I grinned, feeling at ease with him, and began to shovel in food. He replenished my plate with complete disregard for the size of a mortal stomach. He and his friends resumed their easy banter, but I could’ve sworn his gaze kept flickering toward me, and when our gazes met, he looked almost…fond. Pleased, maybe.

I felt heat color my cheeks, and I didn’t know why.

“Ready for the sweet course?” Louise bustled in, carrying a trayful of sweets. The scent of sugar and vanilla came with her, and I inhaled deeply. Even though I was full, my mouth watered.

“We have to get on patrol,” Maura told her, pushing back from the table.

I let myself hate her for a moment as everyone else began to rise, but I pushed my chair back.

“When we return,” Fieran told her, then stopped me with a hand on my shoulder. The heat of his fingers burned through fabric into my shoulder, and I was too keenly aware of his tall, powerful body, of the broadness of his chest at my eye level. “You’ll have to come back with us after. Promise?”

“Fieran has an embarrassing sweet tooth,” Anayla teased him with a grin.

“I’m not embarrassed.” Fieran’s eyes crinkled at the corners in a way that was disarming. “I know what I like.”

His gaze met mine, and for a split second, I could barely breathe.

I’d grown up thinking the forest at night was death, and yet I felt like if I walked into that darkness with him at my side, I’d be truly alive.

It was foolish, but I didn’t want to go home. I wanted to follow him into the night.

Seven

When we stepped out of the warmth of the lodge, I blinked, trying to adjust to the darkness, but they seemed to adapt much more quickly. We moved through the village, then the fields, to the darkness of the mountain that towered over our town.

None of us went there at night. When a child had been lost in the forest a few years ago, we’d searched frantically, the sun sinking lower like an hourglass running through his last hours.

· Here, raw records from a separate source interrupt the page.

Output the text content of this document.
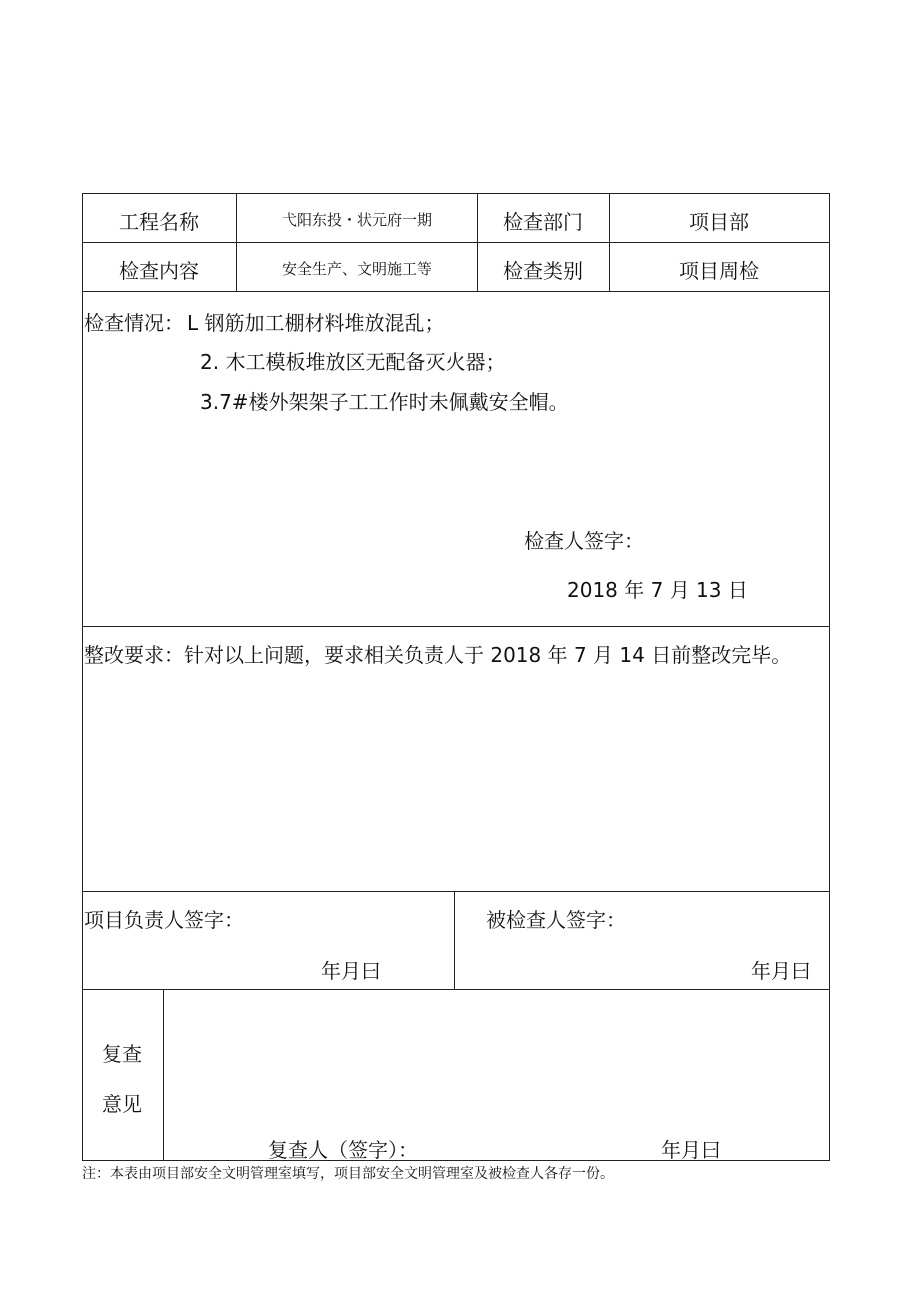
工程名称	弋阳东投・状元府一期	检查部门	项目部
检查内容	安全生产、文明施工等	检查类别	项目周检
检查情况： L 钢筋加工棚材料堆放混乱；
2. 木工模板堆放区无配备灭火器；
3.7#楼外架架子工工作时未佩戴安全帽。
检查人签字：
2018 年 7 月 13 日
整改要求：针对以上问题，要求相关负责人于 2018 年 7 月 14 日前整改完毕。
项目负责人签字：
年月曰
被检查人签字：
年月曰
复查
意见
复查人（签字）：	年月曰
注：本表由项目部安全文明管理室填写，项目部安全文明管理室及被检查人各存一份。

“You know, we tell all kinds of bedtime stories for children about what’s in this forest at night,” I said.

Maura gave me an amused look. “Do you think they’restories?”

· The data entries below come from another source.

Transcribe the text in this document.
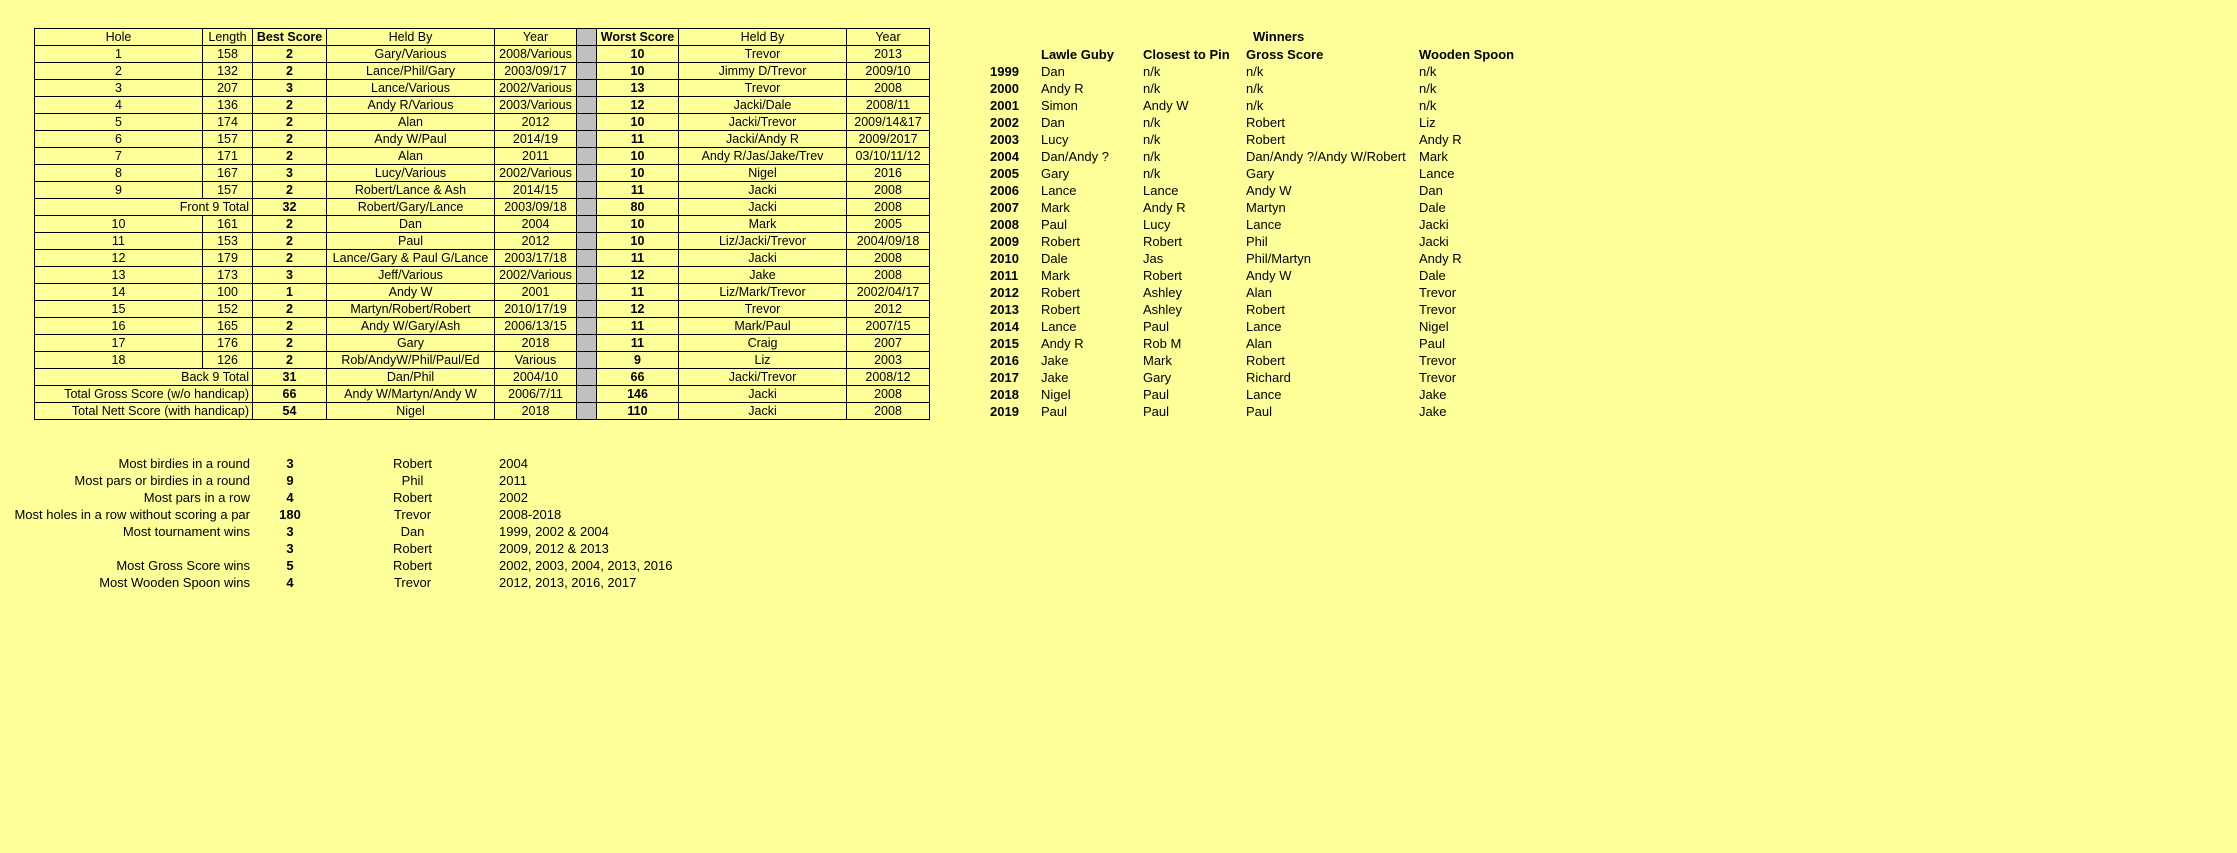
Hole	Length	Best Score	Held By	Year		Worst Score	Held By	Year
1	158	2	Gary/Various	2008/Various		10	Trevor	2013
2	132	2	Lance/Phil/Gary	2003/09/17		10	Jimmy D/Trevor	2009/10
3	207	3	Lance/Various	2002/Various		13	Trevor	2008
4	136	2	Andy R/Various	2003/Various		12	Jacki/Dale	2008/11
5	174	2	Alan	2012		10	Jacki/Trevor	2009/14&17
6	157	2	Andy W/Paul	2014/19		11	Jacki/Andy R	2009/2017
7	171	2	Alan	2011		10	Andy R/Jas/Jake/Trev	03/10/11/12
8	167	3	Lucy/Various	2002/Various		10	Nigel	2016
9	157	2	Robert/Lance & Ash	2014/15		11	Jacki	2008
Front 9 Total		32	Robert/Gary/Lance	2003/09/18		80	Jacki	2008
10	161	2	Dan	2004		10	Mark	2005
11	153	2	Paul	2012		10	Liz/Jacki/Trevor	2004/09/18
12	179	2	Lance/Gary & Paul G/Lance	2003/17/18		11	Jacki	2008
13	173	3	Jeff/Various	2002/Various		12	Jake	2008
14	100	1	Andy W	2001		11	Liz/Mark/Trevor	2002/04/17
15	152	2	Martyn/Robert/Robert	2010/17/19		12	Trevor	2012
16	165	2	Andy W/Gary/Ash	2006/13/15		11	Mark/Paul	2007/15
17	176	2	Gary	2018		11	Craig	2007
18	126	2	Rob/AndyW/Phil/Paul/Ed	Various		9	Liz	2003
Back 9 Total		31	Dan/Phil	2004/10		66	Jacki/Trevor	2008/12
Total Gross Score (w/o handicap)		66	Andy W/Martyn/Andy W	2006/7/11		146	Jacki	2008
Total Nett Score (with handicap)		54	Nigel	2018		110	Jacki	2008
Winners
	Lawle Guby	Closest to Pin	Gross Score	Wooden Spoon
1999	Dan	n/k	n/k	n/k
2000	Andy R	n/k	n/k	n/k
2001	Simon	Andy W	n/k	n/k
2002	Dan	n/k	Robert	Liz
2003	Lucy	n/k	Robert	Andy R
2004	Dan/Andy ?	n/k	Dan/Andy ?/Andy W/Robert	Mark
2005	Gary	n/k	Gary	Lance
2006	Lance	Lance	Andy W	Dan
2007	Mark	Andy R	Martyn	Dale
2008	Paul	Lucy	Lance	Jacki
2009	Robert	Robert	Phil	Jacki
2010	Dale	Jas	Phil/Martyn	Andy R
2011	Mark	Robert	Andy W	Dale
2012	Robert	Ashley	Alan	Trevor
2013	Robert	Ashley	Robert	Trevor
2014	Lance	Paul	Lance	Nigel
2015	Andy R	Rob M	Alan	Paul
2016	Jake	Mark	Robert	Trevor
2017	Jake	Gary	Richard	Trevor
2018	Nigel	Paul	Lance	Jake
2019	Paul	Paul	Paul	Jake
Most birdies in a round	3	Robert	2004
Most pars or birdies in a round	9	Phil	2011
Most pars in a row	4	Robert	2002
Most holes in a row without scoring a par	180	Trevor	2008-2018
Most tournament wins	3	Dan	1999, 2002 & 2004
	3	Robert	2009, 2012 & 2013
Most Gross Score wins	5	Robert	2002, 2003, 2004, 2013, 2016
Most Wooden Spoon wins	4	Trevor	2012, 2013, 2016, 2017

I hesitated, sure that she was going to judge me whichever way I answered. Something about the judgmental cast of Maura’s eyebrows made me feel like there were no right answers with her.

“What are the stories?” Fieran asked. “I’ve been in a lot of forests that haunted other people’s nightmares. I might be able to tell you what’s true and what’s not.”

Anayla rolled her eyes. “Always bragging. Relationships being forbidden between shifters and mortals makes more and more sense to me with every passing minute.”

I felt a jolt as old gossip and stories I’d heard flooded back to me. Those relationships were forbidden in stories, but those had always felt so distant from my life that I had never thought I’d actually be walking beside a dragon shifter.

“What are you talking about?” Maura demanded airily. “Mortals benefit tremendously from those relationships. They can getallkinds of wishes granted. And Fae and shifters benefit too. In the presence of a worshipful mortal, someone can be as impressed with them as they are with themselves.”

Asrael gave them both a wry look. “We should fan out. Cover more ground.”

Gods, yes. I disliked Maura talking about mortal wishes right before I asked Fieran for a favor. I could never talk to him now within her circle of judgment.

Fieran nodded his assent with Asrael. The five of them moved quickly as they fanned out through the forest without needing to speak a word.

I could barely see Anayla and Dairen as they moved to flank us, cutting through the forest, and then they were lost to the darkness. A sudden flare of nerves brought every sense to life, making the forest feel alive around me. “Can you see them?”